A Vescovado poi fu realizzato il Viale delle Rimembranze, come in tanti altri centri italiani, con due file di cipressi lungo la strada che immette al centro del paese e che all'epoca non presentava nessuna costruzione lungo il percorso. Gli stessi cipressi avevano una targhetta a segnalare i caduti della Grande guerra, cosa che pure diversi cittadini oggi ricordano.
La Grande guerra mondiale non portò purtroppo all'Italia i benefici che il governo liberale sperava. In pochi anni gli spiriti di libertà e democrazia, che spinsero anche settori importanti della sinistra massimalista italiana a schierarsi a favore della guerra contro gli Imperi centrali, furono sopiti dalla dittatura fascista che piegò, con un uso politico della storia distorto e col mito della vittoria mutilata, la memoria della Prima guerra mondiale a mero orpello retorico e pseudo-patriottico svuotato di ogni valore. Essa fu per molti un evento distruttivo, anche per chi dalle trincee poté tornare a casa, ma permise a molti italiani di "conoscersi" di vivere una sorta di battesimo di fuoco dopo le vicende risorgimentali vincendo una definitiva Guerra d'indipendenza dopo quelle del XIX secolo.
Oggi è difficile fare commemorazioni di eventi tanto lontani come 100 anni fa, i testimoni diretti non ci sono più e la memoria di quei momenti, come detto sopra, sta svanendo di famiglia in famiglia.
Ciò però non toglie che il ricordo, commosso, per i nostri concittadini che all'epoca servirono la patria, debba essere alimentato e rispettato.
Note
[1] Una bibliografia esaustiva sulla Grande guerra sarebbe enorme, così come sul solo ruolo giocato dall'Italia in quel conflitto.

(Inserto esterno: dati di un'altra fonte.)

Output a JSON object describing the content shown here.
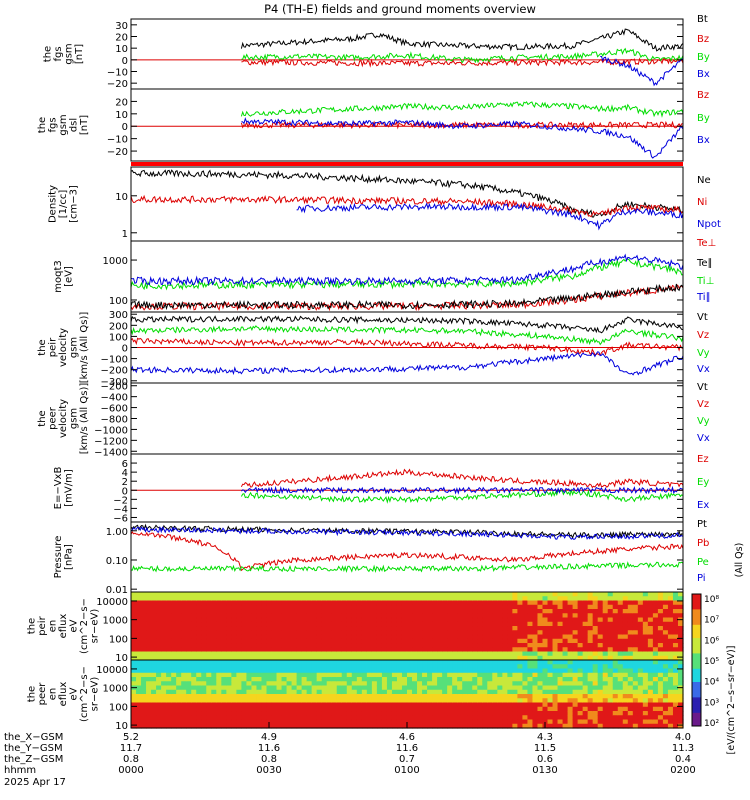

Ci pare giusto però segnalare che proprio in questi mesi sta uscendo una saggistica veramente notevole, fra questa suggeriamo due volumi curati da storici italiani, la ristampa aggiornata di un classico: M. Isneghi, G. Rochat, La Grande Guerra 1914-1918, Il Mulino, Bologna, 2014 e N. Labanca, Dizionario storico della prima guerra mondiale, Laterza, Roma, 2014.
[2] Osservando la foto si può leggere che la lapide fu voluta da don Niccolò Legaluppi ma ultimata nel 1929 da don Vittorio Giannelli che fu parroco a Murlo fino al 1956.